Caucus countdown: Three weeks till ours

We’ve mentioned it before and it’s time to mention it again: Our state’s caucuses are on Feb. 9, exactly three weeks away. The 34th District Democrats are doing their level best to make sure everyone in the area knows about it — someone was out doorbelling in our neighborhood today donkey5.jpgelephant.jpg(we didn’t get to the door in time but he left a doorhanger with info, including our precinct number and caucus site), and the 34th DD Caucus Outreach Committee had a meeting today. (Also meeting today, according to Slog — area Clinton supporters including County Executive Ron Sims gathered in South Park.) The 34th DD’s website has a caucus info page including a list of locations, by precinct; you can find your precinct number on this county page (but beware, the “polling place” that comes up after the precinct # is NOT your caucus place) — or for a one-step process, try this statewide page (type your address below the map, it’ll find your precinct and caucus site). The 34th District Republicans‘ website still isn’t as info-rich as the D page, but the King County Republicans’ site has its own caucus locator; you may not need it, as it appears all West Seattle Republicans are caucusing at Southwest Community Center. The GOP is choosing half its WA delegates through the caucuses and half through the Feb. 19 primary, but the Democrats are choosing all their delegates through the caucus process.

4 Replies to "Caucus countdown: Three weeks till ours"

  • Sue January 20, 2008 (10:31 am)

    It really annoys me that the Democrats are only using the caucus results and not the primary. I’ll be out of town for a class that I cannot change, so can’t be there … so my vote doesn’t count? At least with the primary I can do an absentee vote. And then why are we wasting all the money on the primary vote if it isn’t even going to count?

  • WSB January 20, 2008 (10:52 am)

    Sue, that would be a valid opinion to voice to party leaders. (The 34th DDs might be the place to start.) According to an old article we just dug up, the presidential primary was created by initiative in 1992; the D’s have continued to stick to caucuses, the R’s have used the primary “to varying degrees” over the years. Maybe an initiative to cancel the primary because it costs $? Hello, Tim Eyman?

  • Ken January 20, 2008 (7:24 pm)

    Note the primary was canceled in 04 if I remember correctly, since neither party used it to choose Delegates. The republican could save the money any time they drop their use of it for delegates.

    The State Dem party leaders I believe, voted overwhelmingly last year to use the caucus system for 08.

    —Found the vote totals (119-42) on the 34th district caucus info page.

    The way to change that is to join the party and encourage all your friends to do the same and make sure you present arguments that are convincing to not only your friends but also the several thousand other Democrats.

    It might take a while, but that is how parties are changed and that is why many of the King County districts are some of the most progressive in the nation.
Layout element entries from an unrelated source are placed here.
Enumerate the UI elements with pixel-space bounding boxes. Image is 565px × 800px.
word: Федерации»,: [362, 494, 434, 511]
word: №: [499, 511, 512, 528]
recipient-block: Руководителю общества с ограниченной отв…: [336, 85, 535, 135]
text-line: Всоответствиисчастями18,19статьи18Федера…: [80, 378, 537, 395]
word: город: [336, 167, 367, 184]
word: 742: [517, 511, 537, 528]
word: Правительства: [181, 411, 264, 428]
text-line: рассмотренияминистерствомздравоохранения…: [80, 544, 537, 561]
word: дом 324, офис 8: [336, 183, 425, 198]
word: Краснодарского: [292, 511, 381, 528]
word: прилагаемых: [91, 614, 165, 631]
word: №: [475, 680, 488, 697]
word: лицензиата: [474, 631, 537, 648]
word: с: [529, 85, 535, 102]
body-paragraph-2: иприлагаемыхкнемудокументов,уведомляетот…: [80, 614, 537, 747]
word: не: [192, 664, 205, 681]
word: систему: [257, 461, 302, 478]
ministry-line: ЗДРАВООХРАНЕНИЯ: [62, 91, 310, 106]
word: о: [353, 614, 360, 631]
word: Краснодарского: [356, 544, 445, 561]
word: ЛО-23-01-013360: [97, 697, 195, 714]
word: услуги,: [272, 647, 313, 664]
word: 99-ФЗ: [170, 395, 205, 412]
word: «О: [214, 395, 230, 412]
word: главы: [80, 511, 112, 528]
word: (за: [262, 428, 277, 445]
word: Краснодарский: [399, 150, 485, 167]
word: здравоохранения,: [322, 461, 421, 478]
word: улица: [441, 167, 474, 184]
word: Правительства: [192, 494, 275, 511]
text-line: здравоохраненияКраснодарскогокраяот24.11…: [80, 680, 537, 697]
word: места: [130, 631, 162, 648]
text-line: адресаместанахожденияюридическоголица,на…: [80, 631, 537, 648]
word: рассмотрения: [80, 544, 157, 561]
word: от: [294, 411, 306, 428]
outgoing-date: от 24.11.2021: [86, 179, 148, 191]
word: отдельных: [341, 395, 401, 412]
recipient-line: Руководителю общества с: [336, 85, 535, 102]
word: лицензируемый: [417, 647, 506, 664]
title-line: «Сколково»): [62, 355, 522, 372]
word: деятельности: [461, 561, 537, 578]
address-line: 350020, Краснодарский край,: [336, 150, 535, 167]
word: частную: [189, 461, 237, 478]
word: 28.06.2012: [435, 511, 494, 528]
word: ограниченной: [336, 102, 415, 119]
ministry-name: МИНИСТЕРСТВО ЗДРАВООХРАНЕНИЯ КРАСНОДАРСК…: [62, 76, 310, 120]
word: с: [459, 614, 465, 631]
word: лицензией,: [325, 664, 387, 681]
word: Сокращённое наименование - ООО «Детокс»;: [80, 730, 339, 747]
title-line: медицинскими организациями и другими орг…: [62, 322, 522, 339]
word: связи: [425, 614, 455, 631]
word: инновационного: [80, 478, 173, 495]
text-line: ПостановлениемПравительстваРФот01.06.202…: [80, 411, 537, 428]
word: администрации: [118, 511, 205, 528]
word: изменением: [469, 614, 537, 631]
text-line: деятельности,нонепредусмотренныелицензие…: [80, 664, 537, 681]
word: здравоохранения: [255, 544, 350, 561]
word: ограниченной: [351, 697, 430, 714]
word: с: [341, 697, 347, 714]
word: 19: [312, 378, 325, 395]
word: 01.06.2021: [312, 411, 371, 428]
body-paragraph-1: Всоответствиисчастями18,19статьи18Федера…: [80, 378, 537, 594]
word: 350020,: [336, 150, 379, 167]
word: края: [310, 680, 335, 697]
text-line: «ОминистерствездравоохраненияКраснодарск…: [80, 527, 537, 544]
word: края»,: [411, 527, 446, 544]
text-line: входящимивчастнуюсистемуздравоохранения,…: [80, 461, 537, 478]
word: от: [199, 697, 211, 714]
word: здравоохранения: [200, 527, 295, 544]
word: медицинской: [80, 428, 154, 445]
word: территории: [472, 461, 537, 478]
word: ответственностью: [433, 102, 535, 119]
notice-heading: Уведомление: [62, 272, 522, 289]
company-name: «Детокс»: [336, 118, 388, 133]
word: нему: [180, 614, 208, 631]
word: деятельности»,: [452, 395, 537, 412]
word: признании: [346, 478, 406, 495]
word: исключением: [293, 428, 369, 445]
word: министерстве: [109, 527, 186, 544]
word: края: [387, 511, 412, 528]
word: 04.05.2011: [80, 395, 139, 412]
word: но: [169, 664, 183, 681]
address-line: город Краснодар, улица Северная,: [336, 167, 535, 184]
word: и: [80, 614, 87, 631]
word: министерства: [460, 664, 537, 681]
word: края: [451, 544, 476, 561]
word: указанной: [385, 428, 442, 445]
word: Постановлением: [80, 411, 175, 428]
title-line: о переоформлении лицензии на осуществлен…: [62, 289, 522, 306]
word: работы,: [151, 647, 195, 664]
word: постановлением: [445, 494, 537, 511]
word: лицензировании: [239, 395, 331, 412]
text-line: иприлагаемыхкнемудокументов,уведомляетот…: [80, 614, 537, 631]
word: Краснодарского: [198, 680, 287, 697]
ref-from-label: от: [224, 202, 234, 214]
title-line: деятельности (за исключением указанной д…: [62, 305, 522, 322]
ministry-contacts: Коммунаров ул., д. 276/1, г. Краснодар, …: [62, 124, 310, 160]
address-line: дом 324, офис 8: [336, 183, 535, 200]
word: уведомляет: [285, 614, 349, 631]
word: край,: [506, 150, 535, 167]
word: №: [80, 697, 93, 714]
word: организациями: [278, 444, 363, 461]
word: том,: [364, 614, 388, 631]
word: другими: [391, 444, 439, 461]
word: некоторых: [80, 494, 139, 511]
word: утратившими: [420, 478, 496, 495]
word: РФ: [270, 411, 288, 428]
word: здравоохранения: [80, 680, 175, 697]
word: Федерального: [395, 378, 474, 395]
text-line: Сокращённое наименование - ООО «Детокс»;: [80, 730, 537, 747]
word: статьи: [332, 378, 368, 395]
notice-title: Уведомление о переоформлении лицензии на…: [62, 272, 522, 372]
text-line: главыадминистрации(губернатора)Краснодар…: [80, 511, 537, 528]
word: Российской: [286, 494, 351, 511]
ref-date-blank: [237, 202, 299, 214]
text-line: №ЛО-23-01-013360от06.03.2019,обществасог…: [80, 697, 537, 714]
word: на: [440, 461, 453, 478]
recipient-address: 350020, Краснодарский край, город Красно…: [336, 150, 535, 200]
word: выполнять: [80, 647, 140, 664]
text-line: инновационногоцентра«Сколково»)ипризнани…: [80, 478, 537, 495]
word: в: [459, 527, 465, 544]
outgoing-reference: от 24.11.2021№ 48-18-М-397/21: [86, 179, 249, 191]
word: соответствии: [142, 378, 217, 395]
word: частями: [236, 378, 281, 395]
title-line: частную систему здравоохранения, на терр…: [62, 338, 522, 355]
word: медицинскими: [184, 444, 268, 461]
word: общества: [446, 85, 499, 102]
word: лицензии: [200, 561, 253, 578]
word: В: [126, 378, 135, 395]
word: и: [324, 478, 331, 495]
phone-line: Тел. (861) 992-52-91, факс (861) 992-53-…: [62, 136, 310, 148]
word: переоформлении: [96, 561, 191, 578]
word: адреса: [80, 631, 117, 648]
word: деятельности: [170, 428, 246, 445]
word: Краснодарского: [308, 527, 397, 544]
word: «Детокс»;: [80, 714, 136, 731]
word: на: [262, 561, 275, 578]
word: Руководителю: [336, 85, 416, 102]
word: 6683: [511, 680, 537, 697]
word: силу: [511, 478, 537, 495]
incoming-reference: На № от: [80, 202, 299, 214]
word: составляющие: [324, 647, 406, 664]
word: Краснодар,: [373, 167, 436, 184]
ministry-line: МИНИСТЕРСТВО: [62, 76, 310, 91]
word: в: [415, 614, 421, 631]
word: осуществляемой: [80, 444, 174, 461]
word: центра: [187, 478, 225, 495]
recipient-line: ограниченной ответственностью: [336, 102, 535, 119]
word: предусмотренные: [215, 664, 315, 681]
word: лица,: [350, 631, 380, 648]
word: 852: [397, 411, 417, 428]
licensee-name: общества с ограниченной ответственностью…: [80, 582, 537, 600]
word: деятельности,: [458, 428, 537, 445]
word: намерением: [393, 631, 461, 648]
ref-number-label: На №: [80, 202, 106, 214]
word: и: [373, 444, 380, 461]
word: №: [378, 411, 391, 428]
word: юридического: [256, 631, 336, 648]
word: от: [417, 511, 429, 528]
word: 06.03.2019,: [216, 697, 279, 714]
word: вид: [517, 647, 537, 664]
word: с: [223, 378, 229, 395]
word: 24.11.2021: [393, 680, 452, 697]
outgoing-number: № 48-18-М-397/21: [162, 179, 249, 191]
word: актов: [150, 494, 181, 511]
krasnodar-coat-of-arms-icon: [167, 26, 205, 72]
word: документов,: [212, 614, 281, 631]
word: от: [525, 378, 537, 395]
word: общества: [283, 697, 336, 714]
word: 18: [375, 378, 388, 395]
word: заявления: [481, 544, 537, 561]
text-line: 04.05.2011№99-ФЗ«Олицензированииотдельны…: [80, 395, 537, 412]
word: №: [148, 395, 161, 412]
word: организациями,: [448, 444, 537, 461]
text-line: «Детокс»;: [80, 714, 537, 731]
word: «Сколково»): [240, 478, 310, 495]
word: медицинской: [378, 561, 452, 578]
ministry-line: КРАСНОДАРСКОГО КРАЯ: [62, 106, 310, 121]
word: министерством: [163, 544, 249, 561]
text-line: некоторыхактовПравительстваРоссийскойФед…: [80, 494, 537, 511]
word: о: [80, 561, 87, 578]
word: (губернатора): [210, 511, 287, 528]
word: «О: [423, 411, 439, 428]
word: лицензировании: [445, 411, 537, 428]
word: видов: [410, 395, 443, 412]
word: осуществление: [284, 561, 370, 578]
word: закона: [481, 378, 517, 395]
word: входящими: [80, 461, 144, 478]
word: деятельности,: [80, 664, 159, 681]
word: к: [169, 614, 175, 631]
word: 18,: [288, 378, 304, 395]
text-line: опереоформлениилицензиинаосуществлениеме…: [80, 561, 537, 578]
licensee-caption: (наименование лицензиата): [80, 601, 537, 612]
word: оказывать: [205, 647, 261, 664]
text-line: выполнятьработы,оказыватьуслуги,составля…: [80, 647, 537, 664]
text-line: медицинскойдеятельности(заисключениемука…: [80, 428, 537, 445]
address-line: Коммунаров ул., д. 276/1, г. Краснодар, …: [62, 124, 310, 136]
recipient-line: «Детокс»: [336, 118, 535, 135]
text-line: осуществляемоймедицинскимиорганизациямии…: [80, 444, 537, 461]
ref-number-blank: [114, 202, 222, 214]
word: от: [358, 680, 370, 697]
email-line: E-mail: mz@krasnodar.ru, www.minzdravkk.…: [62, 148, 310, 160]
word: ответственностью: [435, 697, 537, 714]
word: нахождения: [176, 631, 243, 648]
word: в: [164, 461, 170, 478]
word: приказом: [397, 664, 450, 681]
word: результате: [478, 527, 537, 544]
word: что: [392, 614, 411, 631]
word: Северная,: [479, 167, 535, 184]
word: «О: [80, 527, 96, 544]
The progressives showed up, stood up, and kept coming back after losing votes for years. Until they started winning them.

    If you care enough about the direction of the party, the district, the state or the nation, then come on down to the meeting and stand and deliver your opinion. If it is not a popular one it will be shot down but if you can state your reasons, and defend your ideas, there is no limit to what can eventually be accomplished.

    However changing the date or format of a grassroots activist friendly, nearly unanimously supported party caucus that is the focus of two, two year terms for the elected party leadership and its single biggest expense of that four years,
    might not be the best choice of battles to start the takeover with.

    But the best of luck to ya.

    Join the party and nudge it in the direction you believe it should be. Who knows, in a few years you might be able to vote for the process that you would prefer.

    Politics is supposed to be somewhat slow and deliberative. Only a few of us and H.L Mencken imagined the amount of damage one man could do in a mere 8 years.


    The larger the mob, the harder the test. In small areas, before small electorates, a first-rate man occasionally fights his way through, carrying even the mob with him by force of his personality. But when the field is nationwide, and the fight must be waged chiefly at second and third hand, and the force of personality cannot so readily make itself felt, then all the odds are on the man who is, intrinsically, the most devious and mediocre — the man who can most easily adeptly disperse the notion that his mind is a virtual vacuum.

    The Presidency tends, year by year, to go to such men. As democracy is perfected, the office represents, more and more closely, the inner soul of the people. We move toward a lofty ideal. On some great and glorious day the plain folks of the land will reach their heart’s desire at last, and the White House will be adorned by a downright moron.
    July 26, 1920, HL Mencken, The Evening Sun


  • Mickymse January 29, 2008 (5:41 pm)

    The Democratic Party has never used the primary to choose delegates to the State Party convention.

    It was the Legislature that decided to pass a law (in 88?) to institute a primary, and they are the ones responsible for wasting around $10 million of our tax money on it.

    As for feeling disenfranchised, join the Party if you want to influence issues and vote for the presidential nominee.